In the following section the sequences with the highest 100 frequencies will be presented. We can observe some unusual sequences appearing more because the syntax of the used programming language. Letters with their occurrences as compiled by Peter Norvig are also presented. For comparison, the graph with the sequences of length 1 was recreated by only showing the letters of the English alphabet.


In [1]:
%cd /home/jovyan/work

from bokeh.io import output_notebook

output_notebook()


/home/jovyan/work


In [2]:
from dataset.common import read_ngram

ngram = read_ngram('dataset/ngram.json')
norvig = read_ngram('dataset/letters_norvig.json')
limited_characters = ngram[0:100]


In [3]:
from bokeh.plotting import figure, show, ColumnDataSource

def present(title, sequences):
    source = ColumnDataSource({
        'x': range(1, len(sequences) + 1),
        'y': [item[1] for item in sequences],
        'text': [separate(item[0]) for item in sequences],
    })

    tooltips = [
        ('rank', '@x'),
        ('occurrences', '@y'),
        ('sequence', '@text'),
    ]

    f = figure(title=title, tools='pan,wheel_zoom,reset', height=600,
               sizing_mode='stretch_width', tooltips=tooltips)
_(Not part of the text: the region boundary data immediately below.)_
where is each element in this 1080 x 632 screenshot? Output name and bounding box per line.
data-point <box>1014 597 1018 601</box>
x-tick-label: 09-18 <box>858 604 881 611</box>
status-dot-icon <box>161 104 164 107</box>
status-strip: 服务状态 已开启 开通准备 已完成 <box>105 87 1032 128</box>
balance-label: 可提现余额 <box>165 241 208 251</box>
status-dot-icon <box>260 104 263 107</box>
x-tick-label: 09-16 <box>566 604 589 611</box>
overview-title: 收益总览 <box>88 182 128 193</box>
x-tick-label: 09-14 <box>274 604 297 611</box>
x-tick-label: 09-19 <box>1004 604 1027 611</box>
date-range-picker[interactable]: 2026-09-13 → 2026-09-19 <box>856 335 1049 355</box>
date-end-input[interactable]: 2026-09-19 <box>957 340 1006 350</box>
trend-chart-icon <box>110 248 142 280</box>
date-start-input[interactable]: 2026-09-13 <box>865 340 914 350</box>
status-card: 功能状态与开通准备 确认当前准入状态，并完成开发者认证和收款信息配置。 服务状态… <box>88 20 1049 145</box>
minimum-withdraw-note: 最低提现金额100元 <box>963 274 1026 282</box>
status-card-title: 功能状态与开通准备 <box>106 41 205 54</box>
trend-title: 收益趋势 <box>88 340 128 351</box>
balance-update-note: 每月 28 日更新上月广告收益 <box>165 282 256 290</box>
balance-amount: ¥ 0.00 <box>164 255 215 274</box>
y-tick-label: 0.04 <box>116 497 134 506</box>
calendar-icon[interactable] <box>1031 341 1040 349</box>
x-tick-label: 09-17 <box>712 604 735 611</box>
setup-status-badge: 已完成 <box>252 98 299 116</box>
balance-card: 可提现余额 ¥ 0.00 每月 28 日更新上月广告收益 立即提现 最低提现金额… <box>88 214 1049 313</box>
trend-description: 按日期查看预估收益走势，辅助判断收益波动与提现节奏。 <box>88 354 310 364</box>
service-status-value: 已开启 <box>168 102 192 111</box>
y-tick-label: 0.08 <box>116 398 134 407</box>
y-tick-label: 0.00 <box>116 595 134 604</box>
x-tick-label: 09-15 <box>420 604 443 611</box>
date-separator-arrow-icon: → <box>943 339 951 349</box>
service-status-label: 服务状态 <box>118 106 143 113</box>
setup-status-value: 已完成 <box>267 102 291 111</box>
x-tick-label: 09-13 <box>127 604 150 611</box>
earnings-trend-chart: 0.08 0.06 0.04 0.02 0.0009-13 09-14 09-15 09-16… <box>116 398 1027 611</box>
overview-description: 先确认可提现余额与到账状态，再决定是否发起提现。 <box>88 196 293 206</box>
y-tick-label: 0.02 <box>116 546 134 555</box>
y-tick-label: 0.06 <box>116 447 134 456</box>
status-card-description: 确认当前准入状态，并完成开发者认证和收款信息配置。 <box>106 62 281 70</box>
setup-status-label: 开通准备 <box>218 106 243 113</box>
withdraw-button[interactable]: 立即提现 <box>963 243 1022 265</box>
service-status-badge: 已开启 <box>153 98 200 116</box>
    f.line('x', 'y', line_width=2, source=source)
    f.circle('x', 'y', fill_color='white', size=8, source=source)

    show(f)


def separate(characters):
    joined = '|' + '|'.join(characters) + '|'
    return repr(joined)


In [4]:
sequence1 = limited_characters.symbols(1)[:100]
present('Sequences of length 1', sequence1)

sequence2 = limited_characters.symbols(2)[:100]
present('Sequences of length 2', sequence2)

sequence3 = limited_characters.symbols(3)[:100]
present('Sequences of length 3', sequence3)

letters = norvig.symbols(1)
present('Letters and occurrences compiled by Peter Norvig', letters)

alphabet = [item[0] for item in letters]
letters_from_sequence1= list(filter(lambda x: x[0] in alphabet, sequence1))
present('Letters from sequences of length 1', letters_from_sequence1)


In [5]:
print('Letters ordered by their count, Peter Norvig\'s compilation')
print(' '.join([item[0][0] for item in letters]))

print('Letters ordered by their count, our data set')
print(' '.join([item[0][0] for item in letters_from_sequence1]))

Letters ordered by their count, Peter Norvig's compilation
e t a o i n s r h l d c u m f p g w y b v k x j q z
Letters ordered by their count, our data set
e t i r s a n c d o l p f u m h g x b v k w y q z j